Напротив, как уже было сказано, обсессик приносит в анализ не симптом, а отражение позиции, занимаемой самим аналитиком – он говорит, пусть и на другом уровне, о тех же вещах. Последнее неудивительно – ведь его позиция организована как картезианская. Наивность некоторых биографов Фрейда, полагавших, что последний эту позицию покинул ввиду того, что им было «открыто существование бессознательного», разбивается о тот факт, что картезианство – это не столько метафизика сознания и Эго, сколько определенным образом организованное желание. То, что именно это желание лежит глубоко в основании желания аналитика, было для Лакана очевидно. Иное дело, что разница между желанием аналитика и желанием обсессика действительно существует, но далеко не как между разными желаниями, а как между одним и тем же желанием, поначалу доаналитическим, а впоследствии тем, которое до сих пор крайне загадочно вслед за Фрейдом называют «желанием проанализированным».
Именно это предельное сходство режимов желания толкает невротика навязчивости в анализ – даже если от своих симптомов он страдает довольно слабо. Но именно она же мешает невротику навязчивости в анализ войти: ведь войти в анализ означает поступиться своей речью. Но речь у обсессика всегда есть. Она у него в избытке, в отличие от истерички или психотика. Он переговорит кого угодно.

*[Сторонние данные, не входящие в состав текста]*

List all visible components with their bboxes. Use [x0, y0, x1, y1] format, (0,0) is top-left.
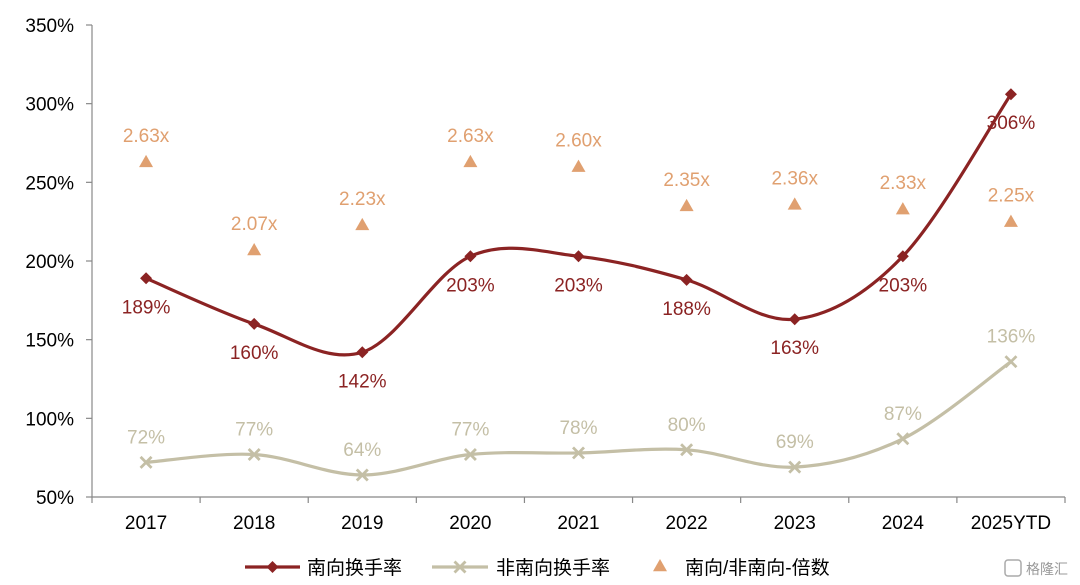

Будет уместно задаться здесь вопросом, для чего невротику навязчивости необходим анализ. Стоит отметить при этом, что все те приведенные выше резоны, которые показывают, что анализ для него скорее избыточен, могут быть при малейшем изменении угла зрения обращены в необходимость анализ ему рекомендовать – ведь невротик навязчивости, будучи в своем роде аналитиком стихийным, прекрасно замечает, что он говорит слишком много. Это вызывает у него неудобство – даже без каких-либо намеков со стороны аналитика он чувствует, что его речи чего-то не хватает и что у нее есть какое-то внешнее измерение, ему самому недоступное, но сказывающееся на этой речи фатально. В какой-то степени анализ как практика, по существу, и создан для анализа навязчивости, и Фрейд это, конечно же, подозревал. Невроз навязчивости приковывал его особое внимание, он оставлял в отношении него такие замечания, каких он никогда не делал по поводу истерических случаев. Сегодня мы, опираясь на Лакана, видим, что анализ не является чем-то, что должно было бы симптом невротика навязчивости проанализировать. Симптом невротика навязчивости еще до всякого анализа выполняет ту самую функцию, о которой говорил Лакан, требуя для симптома права преобразоваться и лечь в основу бытия-с-наслаждением.
Последнее не означает никаких райских кущ и говорит лишь о том, что разрешение симптома в анализе представляет собой его переход от страдания особенного, являющегося специально отработанным доступом к прибавочному наслаждению, к чему-то, что поставит вопрос наслаждения на всеобщую символическую основу. Если ранний, открытый в фрейдовском анализе симптом представляет собой нечто выразительно болезненное, бросающееся в глаза и не совпадающее с субъектом в целом – как например, соматическая конверсия у истерички или фобия у носителя тревожного симптома, – то в случае навязчивости симптоматология уже расположена на уровне субъектной структуры. Строго говоря, это и есть определение синтома: место сращения бытия с наслаждением. Если это бытие-с-наслаждением, собственно, и будет разрешением невроза, то несомненно бросается в глаза то, что навязчивый субъект еще до входа в анализ обладает по крайней мере карикатурой на нечто такое, что должно быть из него выходом.